Kızına öğle yemeği getiren Gülten Özer ise “Okulların açılmasını şiddetle istiyordum ve açıldı. Kızım 1 buçuk yıldan beri evde ve hareketsizlikten çok kilo aldı. Hareketsiz bir yaşam… O açıdan okulların açılmasını çok istiyorduk. Kendi de çok istiyordu. Memnunuz, müdürümüz de bu konu da çok dikkatli, Ali Bey her şeye dikkat ediyor. Bir veli olarak bizde bunun takibindeyiz. Şuanda bir sıkıntı görmüyorum. Kızım hijyen kurallarına son derece uyuyor. 1 buçuk yıldan beri zaten her şeyi ezberledi. Ailecek aşılıyız. 3. doz aşılarımızı da olduk. Aşı karşıtı insanlara söylenecek bir söz yok. Bilmiyorum hangi mantık derecesinde böyle hareket ediyorlar. Toplum sağlığı açısından aşıyı olmaları gerekir. O aşıyı olmayacaksa evinde oturacak o zaman. Biz 1 buçuk yıldan beri evde oturuyoruz. Çocukların eğitimi ne kadar önemli, ne kadar geride kaldılar” ifadelerini kullandı.

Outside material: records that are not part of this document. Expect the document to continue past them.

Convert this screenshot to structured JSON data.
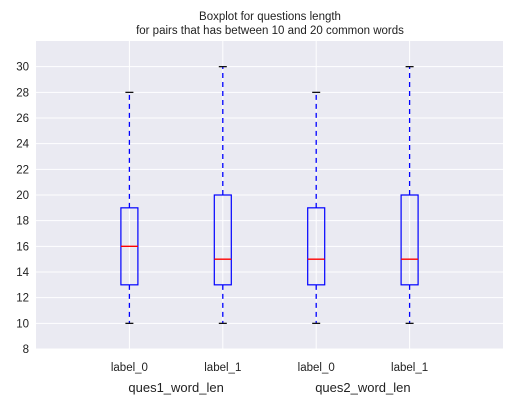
{
  "chart_data": {
    "type": "boxplot",
    "title": "Boxplot for questions length\nfor pairs that has between 10 and 20 common words",
    "title_lines": [
      "Boxplot for questions length",
      "for pairs that has between 10 and 20 common words"
    ],
    "xlabel": "",
    "ylabel": "",
    "ylim": [
      8,
      32
    ],
    "yticks": [
      8,
      10,
      12,
      14,
      16,
      18,
      20,
      22,
      24,
      26,
      28,
      30
    ],
    "grid": true,
    "groups": [
      "ques1_word_len",
      "ques2_word_len"
    ],
    "boxes": [
      {
        "group": "ques1_word_len",
        "label": "label_0",
        "whisker_low": 10,
        "q1": 13,
        "median": 16,
        "q3": 19,
        "whisker_high": 28
      },
      {
        "group": "ques1_word_len",
        "label": "label_1",
        "whisker_low": 10,
        "q1": 13,
        "median": 15,
        "q3": 20,
        "whisker_high": 30
      },
      {
        "group": "ques2_word_len",
        "label": "label_0",
        "whisker_low": 10,
        "q1": 13,
        "median": 15,
        "q3": 19,
        "whisker_high": 28
      },
      {
        "group": "ques2_word_len",
        "label": "label_1",
        "whisker_low": 10,
        "q1": 13,
        "median": 15,
        "q3": 20,
        "whisker_high": 30
      }
    ],
    "colors": {
      "background": "#eaeaf2",
      "grid": "#ffffff",
      "box": "#0000ff",
      "whisker": "#0000ff",
      "median": "#ff0000",
      "cap": "#000000"
    }
  }
}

“OKULLARDA YETERLİ SERVİS YOK”
Okulların yeni açılması ile servis sorunu yaşadığını dile getiren Gülten Özer, “Birde servis sorunu var. Servis yok. Eskiden buralar da dolu servisler olurdu. İnsanlar 1 buçuk yıldan beri ekmek parasının peşinde. Ondan dolayı çoğu ayrılmış, kendisine iş bulmuş, minibüsünü satmış. Geri dönmek istiyorlar ama ya okullar tekrar kapanırsa, yüz yüze eğitim olmazsa gene orta da kalacağız diye bir sıkıntı var. Ondan dolayı da geri dönmüyorlar, ben kızıma servis bulamıyorum. Eşimle beraber geliyoruz, yemeğini yedireceğiz bırakacağız tekrar gelip tekrar alacağız. Bu da bizim için bir külfet. Servisler çoğalsa iyi olacak ama onlara da hak veriyorum. Ekmek parasının peşinde herkes ya tekrar kapanırsa diye korkuyorlar” dedi.